As others fall in love with beautiful women, the prime minister falls in love with beautiful phrases. For some years his favourite phrase was “development with a human face”; then he changed over to “inclusive growth”. These are only the latest euphemisms for income redistribution. Politicians across the world love redistribution. It serves their interests, for the poor are more numerous and have more votes than the rich.
Let us assume that redistribution is good. What behavioural rule does that belief enjoin? If being rich is reprehensible, then everyone should stay poor. If all believe and practise this, a society will remain poor. But that would not suit the prime minister, for he thinks poverty is a curse. Such a belief would give rise to the behavioural rule that everyone should receive the same income (adjusted for age, family size and personal needs) regardless of merit. In other words, the prime minister should be a communist: he should believe in the rule, “From each according to ability, to each according to need.” But that also does not suit him. After being witness to the self-destruction of the Soviet Union, one has to be an extreme idealist, not to say unrealist, to believe in compulsory equality.
And then, having once been a brilliant economist, the prime minister remembers the importance of incentives: he must believe that the lure of riches drives people to greater enterprise and effort. So he has come to the Gandhian view that the rich should work their asses off to get richer, but must not flaunt their riches, and should give away much of it to the poor. Would that be better than if they saved and invested in new productive facilities? Manmohan Singh has read Keynes closely, but he has got him wrong. Victorian businessmen lived modestly, not so much because they believed in modest living, but because the profits of reinvesting their savings were too tempting. “The new rich of the 19th century…preferred the power which investment gave them to the pleasures of immediate consumption.”
Are the Indian rich of today any different? Do they indulge in conspicuous consumption? The prime minister held his economic policies responsible for the fact that the savings ratio had risen from 32 to 35 per cent. That is an awful lot of savings, whether in historical or in internationally comparative terms; and those savings are mostly of those whom the prime minister would consider rich. They save so much for the same reason as their Victorian counterparts — that they face irresistible opportunities of profit.

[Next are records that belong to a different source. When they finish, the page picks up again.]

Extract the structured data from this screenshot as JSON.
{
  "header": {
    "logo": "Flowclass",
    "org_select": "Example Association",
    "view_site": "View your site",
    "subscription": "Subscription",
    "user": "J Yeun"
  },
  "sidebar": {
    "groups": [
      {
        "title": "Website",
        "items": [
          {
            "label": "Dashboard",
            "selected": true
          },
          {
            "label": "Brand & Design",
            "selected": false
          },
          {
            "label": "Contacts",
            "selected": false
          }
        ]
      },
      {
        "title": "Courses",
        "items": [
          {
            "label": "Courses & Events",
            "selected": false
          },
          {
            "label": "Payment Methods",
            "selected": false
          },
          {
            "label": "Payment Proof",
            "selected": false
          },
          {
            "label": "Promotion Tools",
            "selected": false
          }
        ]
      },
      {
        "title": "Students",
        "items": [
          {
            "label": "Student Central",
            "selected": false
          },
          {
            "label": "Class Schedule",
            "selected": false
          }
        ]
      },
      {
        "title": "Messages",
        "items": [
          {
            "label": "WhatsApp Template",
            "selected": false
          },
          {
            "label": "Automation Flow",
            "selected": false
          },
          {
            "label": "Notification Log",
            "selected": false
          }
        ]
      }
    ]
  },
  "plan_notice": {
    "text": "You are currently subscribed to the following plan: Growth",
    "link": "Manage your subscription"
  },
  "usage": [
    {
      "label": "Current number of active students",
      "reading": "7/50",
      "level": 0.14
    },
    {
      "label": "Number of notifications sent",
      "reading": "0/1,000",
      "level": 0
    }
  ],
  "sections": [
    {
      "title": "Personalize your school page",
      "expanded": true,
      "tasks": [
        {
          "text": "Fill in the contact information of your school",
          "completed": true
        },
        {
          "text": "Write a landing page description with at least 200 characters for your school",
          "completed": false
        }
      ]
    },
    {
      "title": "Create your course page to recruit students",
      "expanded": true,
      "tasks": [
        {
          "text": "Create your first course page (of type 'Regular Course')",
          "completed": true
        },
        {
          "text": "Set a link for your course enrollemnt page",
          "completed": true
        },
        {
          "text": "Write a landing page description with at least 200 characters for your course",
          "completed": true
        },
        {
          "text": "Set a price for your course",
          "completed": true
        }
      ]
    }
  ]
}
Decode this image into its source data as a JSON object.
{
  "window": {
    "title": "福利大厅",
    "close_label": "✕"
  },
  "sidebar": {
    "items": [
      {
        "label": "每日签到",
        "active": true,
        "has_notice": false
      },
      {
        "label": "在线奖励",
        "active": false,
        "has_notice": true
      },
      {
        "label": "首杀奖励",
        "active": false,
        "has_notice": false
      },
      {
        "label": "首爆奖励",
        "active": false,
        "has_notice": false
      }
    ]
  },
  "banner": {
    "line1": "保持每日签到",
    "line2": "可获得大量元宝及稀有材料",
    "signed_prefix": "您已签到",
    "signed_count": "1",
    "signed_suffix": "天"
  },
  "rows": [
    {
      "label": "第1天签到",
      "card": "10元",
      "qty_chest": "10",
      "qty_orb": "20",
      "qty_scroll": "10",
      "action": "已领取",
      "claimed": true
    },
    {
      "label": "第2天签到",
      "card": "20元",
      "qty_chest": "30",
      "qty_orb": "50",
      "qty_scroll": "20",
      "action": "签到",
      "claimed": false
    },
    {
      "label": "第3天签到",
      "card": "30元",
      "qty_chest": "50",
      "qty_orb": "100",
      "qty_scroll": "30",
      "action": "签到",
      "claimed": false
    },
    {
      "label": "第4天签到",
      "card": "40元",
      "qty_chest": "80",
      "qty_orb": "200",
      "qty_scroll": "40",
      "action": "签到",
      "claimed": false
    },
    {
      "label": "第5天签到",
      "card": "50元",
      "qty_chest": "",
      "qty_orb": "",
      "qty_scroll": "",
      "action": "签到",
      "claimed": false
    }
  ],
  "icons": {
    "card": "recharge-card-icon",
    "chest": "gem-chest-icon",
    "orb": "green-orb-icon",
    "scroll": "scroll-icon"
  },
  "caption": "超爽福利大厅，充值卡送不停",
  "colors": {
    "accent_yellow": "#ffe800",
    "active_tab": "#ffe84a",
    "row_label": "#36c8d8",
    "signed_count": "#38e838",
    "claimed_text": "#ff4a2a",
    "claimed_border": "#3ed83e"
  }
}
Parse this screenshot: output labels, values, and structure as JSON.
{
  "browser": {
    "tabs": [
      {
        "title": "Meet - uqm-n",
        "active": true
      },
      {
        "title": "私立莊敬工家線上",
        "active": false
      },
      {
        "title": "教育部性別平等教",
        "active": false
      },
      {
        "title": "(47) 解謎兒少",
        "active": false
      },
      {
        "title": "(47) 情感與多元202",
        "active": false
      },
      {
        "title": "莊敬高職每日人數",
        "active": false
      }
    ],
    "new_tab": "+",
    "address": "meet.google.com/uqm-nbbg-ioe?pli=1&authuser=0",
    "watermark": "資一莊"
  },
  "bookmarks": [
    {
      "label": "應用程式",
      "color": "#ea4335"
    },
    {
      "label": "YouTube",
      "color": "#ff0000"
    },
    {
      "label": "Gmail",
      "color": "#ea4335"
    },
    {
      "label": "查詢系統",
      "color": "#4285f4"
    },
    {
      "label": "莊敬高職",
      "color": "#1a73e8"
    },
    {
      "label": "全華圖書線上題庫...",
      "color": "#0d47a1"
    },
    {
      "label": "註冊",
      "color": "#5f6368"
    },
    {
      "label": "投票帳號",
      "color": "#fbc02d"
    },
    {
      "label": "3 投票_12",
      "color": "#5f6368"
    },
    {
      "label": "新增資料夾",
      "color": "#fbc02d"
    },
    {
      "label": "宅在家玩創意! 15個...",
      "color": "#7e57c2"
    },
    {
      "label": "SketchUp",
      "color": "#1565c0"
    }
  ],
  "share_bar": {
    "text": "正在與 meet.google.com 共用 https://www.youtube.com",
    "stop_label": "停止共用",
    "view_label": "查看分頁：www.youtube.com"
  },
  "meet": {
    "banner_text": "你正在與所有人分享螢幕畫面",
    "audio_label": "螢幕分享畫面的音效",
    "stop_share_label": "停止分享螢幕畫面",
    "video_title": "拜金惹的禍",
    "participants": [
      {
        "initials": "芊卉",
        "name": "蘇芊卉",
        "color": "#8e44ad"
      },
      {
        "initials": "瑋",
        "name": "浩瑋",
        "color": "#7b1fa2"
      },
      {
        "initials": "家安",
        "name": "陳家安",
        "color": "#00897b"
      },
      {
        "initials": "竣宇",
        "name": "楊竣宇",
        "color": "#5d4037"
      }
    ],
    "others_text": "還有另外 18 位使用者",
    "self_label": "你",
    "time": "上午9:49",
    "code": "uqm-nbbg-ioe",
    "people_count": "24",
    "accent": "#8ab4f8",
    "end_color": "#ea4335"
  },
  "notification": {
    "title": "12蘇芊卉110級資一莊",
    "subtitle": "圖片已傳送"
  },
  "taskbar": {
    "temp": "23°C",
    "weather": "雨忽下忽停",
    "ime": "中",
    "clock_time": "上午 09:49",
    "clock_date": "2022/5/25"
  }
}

This is not to deny the signs of conspicuous consumption at which the prime minister raised his eyebrow — clogged airports, new holiday destinations, the real estate boom. But he mistakes changing patterns of consumption for conspicuous consumption. Earlier, people used to take a train to a holiday destination; the trains were as packed then as planes now. Now that the monopoly of Indian Airlines is broken, air fares have plummeted, and airlines have clogged airports — because the government has under-invested in airports. People are going abroad on holidays now because of relaxation of exchange control. If they went earlier to Kerala, they go now to Malaysia — because Malaysia is cheaper. Since India’s population is growing so fast, houses are bound to be constructed. Once they would have been extra floors on urban houses; now they are high-rise housing estates because the technology involved has been imported. The prime minister sees conspicuous consumption because he disapproves of what he sees. When I think of conspicuous consumption, I think of whoring, drinking, fast cars. I see little of it in India.
And most of those consumers he frowns on are yuppies — the new working class, not the old moneybags. For the boom has created a labour shortage for the first time in India’s history — not everywhere, but fairly widespread. For the first time again, kids in their twenties earn more than wise old men like the prime minister.
Still, if the prime minister is worried that the poor will riot in a fit of jealousy and start killing the rich, his fear must be taken seriously. After all, he is in a position of power where he comes to know all sorts of things that we would not. I do see a rise in unrest and violence in the country. But I do not see how they are related to the rich and the poor. If Akalis attack Sacha Saudagars, if the government of West Bengal kills people in Nandigram, if the Bajrang Dal hounds Muslims, that is not class conflict. If there is any pattern in these events at all, it is the cowardice of Indian governments against collective violence.
Finally, let me come to the prime minister’s admonition to industry to become socially responsible. It should certainly try its hand at it, but only on the condition that the government gets out of the way. The government spends enormous amounts on health, education, environment, employment and so on. These are traditional areas in which it has spent an enormous amount since independence; and it has little to show for it. It should hand over the money it spends on these programmes to the private sector under conditional subsidy or incentive programmes; it will see the difference in a short time. But if it does so, what will the bureaucrats and politicians fatten themselves on?